Di Santo, M. Carolina, Ilina, Natalia, Pagano, Eduardo A., Sozzi, Gabriel O.
Plant science 2015 v.231 pp. 173-183
Prunus salicina, active sites, alpha-N-arabinofuranosidase, alternative splicing, amino acid sequences, complementary DNA, ethylene, ethylene production, fruiting, genes, messenger RNA, nucleotide sequences, plant tissues, plums, ripening, transcription (genetics)

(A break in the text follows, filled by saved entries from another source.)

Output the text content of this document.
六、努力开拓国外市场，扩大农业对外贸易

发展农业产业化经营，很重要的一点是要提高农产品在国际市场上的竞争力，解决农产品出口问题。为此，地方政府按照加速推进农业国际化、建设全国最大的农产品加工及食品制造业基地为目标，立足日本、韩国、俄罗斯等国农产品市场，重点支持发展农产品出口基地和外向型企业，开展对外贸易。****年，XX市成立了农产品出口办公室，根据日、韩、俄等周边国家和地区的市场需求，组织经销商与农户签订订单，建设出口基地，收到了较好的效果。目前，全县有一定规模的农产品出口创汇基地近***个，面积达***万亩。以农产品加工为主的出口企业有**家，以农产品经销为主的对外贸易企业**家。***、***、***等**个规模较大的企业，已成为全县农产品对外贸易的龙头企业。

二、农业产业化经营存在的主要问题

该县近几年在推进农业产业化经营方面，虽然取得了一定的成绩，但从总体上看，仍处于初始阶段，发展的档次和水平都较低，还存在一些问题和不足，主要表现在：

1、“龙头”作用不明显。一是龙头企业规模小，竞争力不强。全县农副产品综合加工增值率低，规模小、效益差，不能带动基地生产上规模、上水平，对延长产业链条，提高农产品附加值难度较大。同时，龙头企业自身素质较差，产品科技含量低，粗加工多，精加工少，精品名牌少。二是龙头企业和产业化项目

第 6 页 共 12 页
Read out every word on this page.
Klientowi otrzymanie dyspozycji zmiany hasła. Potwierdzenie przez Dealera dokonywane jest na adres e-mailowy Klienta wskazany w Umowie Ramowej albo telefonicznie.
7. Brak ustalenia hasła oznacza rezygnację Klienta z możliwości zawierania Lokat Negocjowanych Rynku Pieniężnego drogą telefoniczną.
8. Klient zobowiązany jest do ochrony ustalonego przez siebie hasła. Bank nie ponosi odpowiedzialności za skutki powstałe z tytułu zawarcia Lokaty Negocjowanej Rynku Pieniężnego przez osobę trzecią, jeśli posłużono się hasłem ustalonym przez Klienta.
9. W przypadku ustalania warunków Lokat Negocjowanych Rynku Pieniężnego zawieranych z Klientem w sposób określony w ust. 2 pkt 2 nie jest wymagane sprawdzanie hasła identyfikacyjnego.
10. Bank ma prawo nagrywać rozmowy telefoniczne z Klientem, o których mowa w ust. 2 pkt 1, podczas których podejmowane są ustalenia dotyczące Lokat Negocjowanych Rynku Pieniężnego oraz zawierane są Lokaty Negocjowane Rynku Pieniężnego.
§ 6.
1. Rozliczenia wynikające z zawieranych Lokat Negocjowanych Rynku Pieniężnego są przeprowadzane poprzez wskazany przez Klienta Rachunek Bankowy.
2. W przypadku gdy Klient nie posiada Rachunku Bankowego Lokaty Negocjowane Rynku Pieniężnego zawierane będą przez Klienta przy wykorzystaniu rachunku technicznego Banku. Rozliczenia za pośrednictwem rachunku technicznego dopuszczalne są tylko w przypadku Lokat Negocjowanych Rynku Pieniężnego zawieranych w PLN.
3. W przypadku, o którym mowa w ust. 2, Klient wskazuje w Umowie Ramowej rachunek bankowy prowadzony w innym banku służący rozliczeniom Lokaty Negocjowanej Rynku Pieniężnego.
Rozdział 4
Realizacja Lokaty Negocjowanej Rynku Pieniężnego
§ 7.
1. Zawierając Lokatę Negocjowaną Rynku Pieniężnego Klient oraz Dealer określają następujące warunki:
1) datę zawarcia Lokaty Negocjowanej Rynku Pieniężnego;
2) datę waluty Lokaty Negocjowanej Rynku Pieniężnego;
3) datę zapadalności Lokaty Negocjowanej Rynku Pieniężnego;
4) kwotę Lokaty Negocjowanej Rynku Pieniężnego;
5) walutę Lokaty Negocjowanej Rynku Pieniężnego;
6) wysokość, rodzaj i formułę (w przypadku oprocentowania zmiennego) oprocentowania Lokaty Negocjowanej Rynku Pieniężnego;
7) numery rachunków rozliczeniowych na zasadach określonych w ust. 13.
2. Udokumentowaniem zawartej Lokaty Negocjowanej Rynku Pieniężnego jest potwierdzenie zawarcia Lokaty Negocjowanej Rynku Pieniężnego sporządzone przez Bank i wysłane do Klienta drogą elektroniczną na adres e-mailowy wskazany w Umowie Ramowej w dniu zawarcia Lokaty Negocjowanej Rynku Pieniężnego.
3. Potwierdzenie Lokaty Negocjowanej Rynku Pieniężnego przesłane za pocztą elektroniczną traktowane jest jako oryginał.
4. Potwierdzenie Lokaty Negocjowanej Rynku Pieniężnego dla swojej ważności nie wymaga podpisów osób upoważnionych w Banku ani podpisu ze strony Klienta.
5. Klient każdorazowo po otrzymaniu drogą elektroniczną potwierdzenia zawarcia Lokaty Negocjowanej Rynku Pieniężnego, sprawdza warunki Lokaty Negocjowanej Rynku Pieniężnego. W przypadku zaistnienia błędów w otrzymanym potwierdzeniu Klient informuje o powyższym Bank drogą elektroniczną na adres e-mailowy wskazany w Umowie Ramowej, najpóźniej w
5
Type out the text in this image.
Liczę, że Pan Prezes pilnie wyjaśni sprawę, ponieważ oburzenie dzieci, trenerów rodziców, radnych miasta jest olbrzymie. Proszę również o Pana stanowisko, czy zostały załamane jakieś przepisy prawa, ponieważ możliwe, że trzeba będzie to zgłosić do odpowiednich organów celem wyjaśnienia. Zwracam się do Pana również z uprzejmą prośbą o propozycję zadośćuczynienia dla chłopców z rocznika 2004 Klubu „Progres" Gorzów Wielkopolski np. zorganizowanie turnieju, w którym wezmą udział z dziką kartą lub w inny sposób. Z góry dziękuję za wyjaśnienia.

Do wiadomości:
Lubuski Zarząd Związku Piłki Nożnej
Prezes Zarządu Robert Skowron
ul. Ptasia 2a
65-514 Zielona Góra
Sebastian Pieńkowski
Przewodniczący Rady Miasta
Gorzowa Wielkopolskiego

A full-length cDNA clone named PsARF/XYL was obtained from Prunus salicina Lindl., and determined to encode a putative α-l-arabinofuranosidase/β-d-xylosidase belonging to glycoside hydrolase (GH, EC 3.2.1.-) family 3. Two related PsARF/XYL cDNAs were amplified, one from a fully-spliced transcript (PsARF/XYLa) and another one from an intron-retained transcript (PsARF/XYLb). The protein deduced from PsARF/XYLb is a truncated peptide at C-terminus that conserves the active-site amino acid sequence. High levels of PsARF/XYLa and PsARF/XYLb transcripts are detectable in several plant tissues. PsARF/XYLb transcripts accumulate progressively during the phase of exponential fruit growth but they become barely noticeable during on-tree ripening, or after a 6-h exposure of preclimacteric full-size plums to ethylene. In contrast, PsARF/XYLa is expressed throughout fruit development, and transcript accumulation parallels the climacteric rise in ethylene production during ripening. PsARF/XYLa expression is strongly induced in preclimacteric full-size plums after a 6-h treatment with physiologically active concentrations of ethylene. These findings suggest that PsARF/XYL gene is post-transcriptionally regulated by alternative splicing during development and that ethylene may be involved in this regulation. The isolation of a partial cDNA clone, PsARF1, is also reported. It encodes a putative cell-wall α-l-arabinofuranosidase, and its transcription is rapidly inhibited by ethylene in mature green plums.